Глаза их встретились – и сказали все красноречивее всяких слов.

– А что я могу сделать? – произнесла, наконец, Леттис. Она заметалась по комнате, словно раненый зверь – казалось, эти стены душили ее... За окнами свистел февральский ветер, блуждая в Кендальских горах.

– Все здесь ненавижу! – горячо вырвалось у Леттис. Слишком здесь все напоминало ей о происшедшем. И вдруг она подумала об усадьбе Морлэнд с ее чистыми и просторными покоями, всегда свежевымытыми сияющими окнами, с жаркими каминами... Как тепло и уютно было ей там в детстве! Перед глазами Леттис пронеслись картины далекого уже прошлого – мать, расчесывающая волосы перед серебряным зеркалом, отец, читающий предобеденную молитву за столом, запах свежеиспеченных пирожков с миндалем и изюмом, аромат вина, приправленного специями – запахи Рождества... Джон, помогающий ей натянуть тугой лук... Запах ее собственной разгоряченной кожи, когда она сидела на траве в итальянском садике жарким летним днем...

Джин, пристально наблюдавшая за ней, заметила, как просветлело ее лицо, и обеспокоенно спросила:

– Что?
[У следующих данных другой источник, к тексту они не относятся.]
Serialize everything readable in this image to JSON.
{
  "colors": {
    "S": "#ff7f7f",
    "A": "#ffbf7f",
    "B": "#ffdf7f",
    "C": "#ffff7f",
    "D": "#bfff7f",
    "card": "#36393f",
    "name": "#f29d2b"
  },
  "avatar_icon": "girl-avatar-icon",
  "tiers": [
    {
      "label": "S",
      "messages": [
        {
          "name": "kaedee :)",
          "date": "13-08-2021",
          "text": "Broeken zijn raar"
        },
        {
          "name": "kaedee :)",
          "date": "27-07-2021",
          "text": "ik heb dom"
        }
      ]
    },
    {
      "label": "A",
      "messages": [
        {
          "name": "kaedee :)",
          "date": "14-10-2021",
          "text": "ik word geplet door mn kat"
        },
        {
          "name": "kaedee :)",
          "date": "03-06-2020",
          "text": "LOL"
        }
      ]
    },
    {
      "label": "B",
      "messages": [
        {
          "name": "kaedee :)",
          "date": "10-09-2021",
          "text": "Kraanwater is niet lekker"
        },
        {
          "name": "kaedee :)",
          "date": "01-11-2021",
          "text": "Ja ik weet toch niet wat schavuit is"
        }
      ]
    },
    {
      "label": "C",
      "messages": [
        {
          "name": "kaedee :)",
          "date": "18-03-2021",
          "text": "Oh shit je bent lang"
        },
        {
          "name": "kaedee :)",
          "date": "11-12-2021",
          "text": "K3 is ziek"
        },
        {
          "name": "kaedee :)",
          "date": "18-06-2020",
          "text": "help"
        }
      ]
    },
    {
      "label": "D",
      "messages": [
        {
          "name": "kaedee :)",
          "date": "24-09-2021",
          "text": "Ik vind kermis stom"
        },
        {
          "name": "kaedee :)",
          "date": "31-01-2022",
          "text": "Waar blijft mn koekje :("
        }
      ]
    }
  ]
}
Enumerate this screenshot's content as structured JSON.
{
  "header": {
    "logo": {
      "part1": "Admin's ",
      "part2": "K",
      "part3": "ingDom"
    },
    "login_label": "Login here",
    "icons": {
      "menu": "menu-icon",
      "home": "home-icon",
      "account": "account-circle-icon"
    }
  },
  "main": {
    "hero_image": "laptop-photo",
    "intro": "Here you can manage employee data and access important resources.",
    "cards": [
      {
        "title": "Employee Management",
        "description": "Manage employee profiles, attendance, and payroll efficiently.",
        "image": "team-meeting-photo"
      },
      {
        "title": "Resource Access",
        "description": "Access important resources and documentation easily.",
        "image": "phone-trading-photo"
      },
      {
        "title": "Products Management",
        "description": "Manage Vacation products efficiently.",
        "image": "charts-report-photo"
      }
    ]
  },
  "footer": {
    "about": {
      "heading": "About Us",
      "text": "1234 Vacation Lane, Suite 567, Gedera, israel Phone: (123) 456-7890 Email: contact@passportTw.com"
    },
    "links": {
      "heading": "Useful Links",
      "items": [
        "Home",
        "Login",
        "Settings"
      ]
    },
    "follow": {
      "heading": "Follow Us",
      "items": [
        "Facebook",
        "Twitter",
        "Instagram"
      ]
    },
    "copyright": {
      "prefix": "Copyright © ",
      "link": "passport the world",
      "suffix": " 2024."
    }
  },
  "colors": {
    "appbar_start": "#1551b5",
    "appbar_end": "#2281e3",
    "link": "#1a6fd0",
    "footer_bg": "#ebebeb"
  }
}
О чем вы задумались?

Леттис уставилась на Джин, изумленная до глубины души. Да как ей это до сих пор в голову не пришло? Ее охватило страстное, непреодолимое желание: домой! Скорее домой!

– А почему нет?! – воскликнула она, раскрывая Джин объятия и радостно смеясь. – Какая же я была дура! Мы уедем домой, в усадьбу Морлэнд, – все мы, все вместе. Вот только распогодится... И мне снова станет хорошо, и все будет прекрасно!

Внезапная радость Леттис была столь заразительна, что Джин, сама не понимая отчего, тоже начала смеяться. Леттис схватила ее за руки – и вот уже эти две зрелые женщины кружатся по комнате в бешеном танце, как девчонки на зеленом лугу…

Но усадьба Морлэнд, куда возвратилась Леттис, была уже совсем другой, ничуть не похожей на тот дом, откуда юной девушкой она уехала ко двору. Отец ее умер, братья и сестры все разлетелись по свету – кроме Джейн... Дом казался опустевшим и заброшенным. Конечно, дом не был пуст, но частенько возникала необъяснимая напряженность между членами семьи, и Леттис, ставшая за эти годы весьма чувствительной к недомолвкам, вскоре вполне уяснила себе ситуацию.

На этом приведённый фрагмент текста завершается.